PayPal-hosted JavaScript library for working with REST API?

Question

We’ve been using several styles of PayPal integration over the years and were very excited to see the introduction of the new REST API. We have been trying to minimize our PCI-DSS compliance obligations, and our thought was that a REST API would allow us to communicate credit card information directly to PayPal (without having to involve our servers) and while keeping users on our site, thus resulting in a more seamless user experience. However, the stumbling-block with this is same-origin policies as they apply to cross-domain AJAX calls. We’ve noticed that other payment processors typically offer a JavaScript library that can be included directly from their site onto our page, which allows JavaScript to interact seamlessly with their payment processing network (circumventing same-origin restrictions). We were wondering if PayPal has, or might offer, a similar feature to allow the same style of integration with the new REST API? Is there another way? Note that the API integration requires HTTP POST calls, so JSONP doesn't appear to be an alternative.

Tried (twice) addressing this to the PayPal developer evangelist email address, but have received no reply.

Thanks in advance.

Answer 1

You can try Braintree Payments they provide a wonderful AJAX Solution that handles PCI problems, The Payment Gateway takes care of encrypting the creditcard info and keeping us matching to PCI standards.

Answer 2

CORS support for new Restful APis is underworks - hopefully we will have it soon. No specific date yet - but I will keep you updated.

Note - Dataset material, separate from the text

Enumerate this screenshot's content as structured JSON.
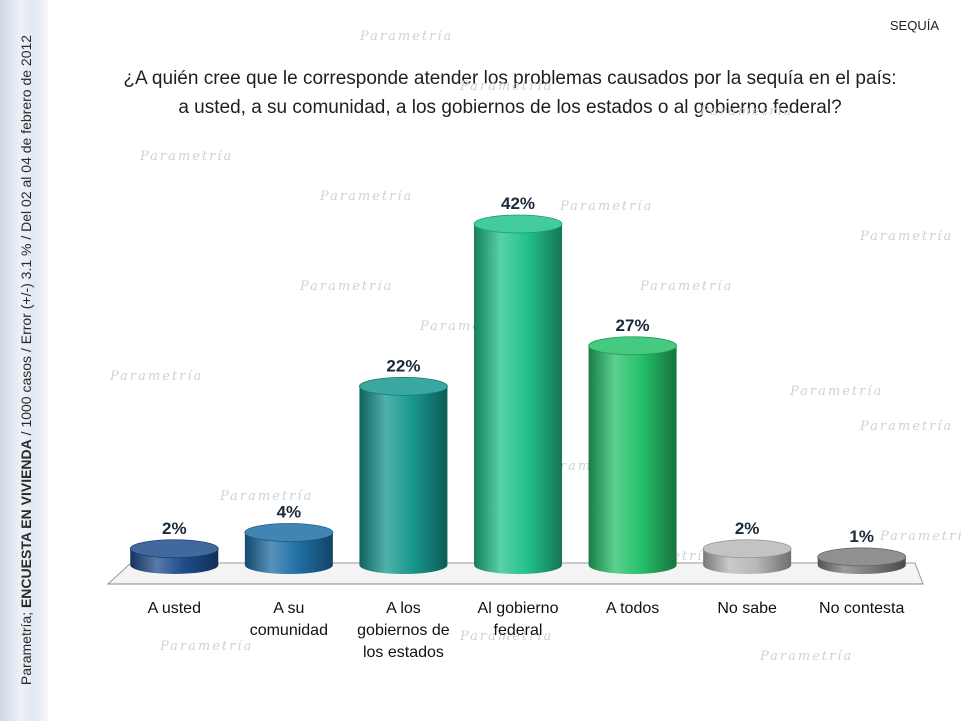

That will let you save the credit cards using vault API from the client side and use the saved card to process payments.

Answer 3

This feature is not available at this time. Have you checked https://developer.paypal.com/webapps/developer/docs/classic/payflow/gs_ppa_hosted_pages/? Payments Advanced allows you to embed an order form via iframe on your site and accept credit cards without having to be PCI compliant.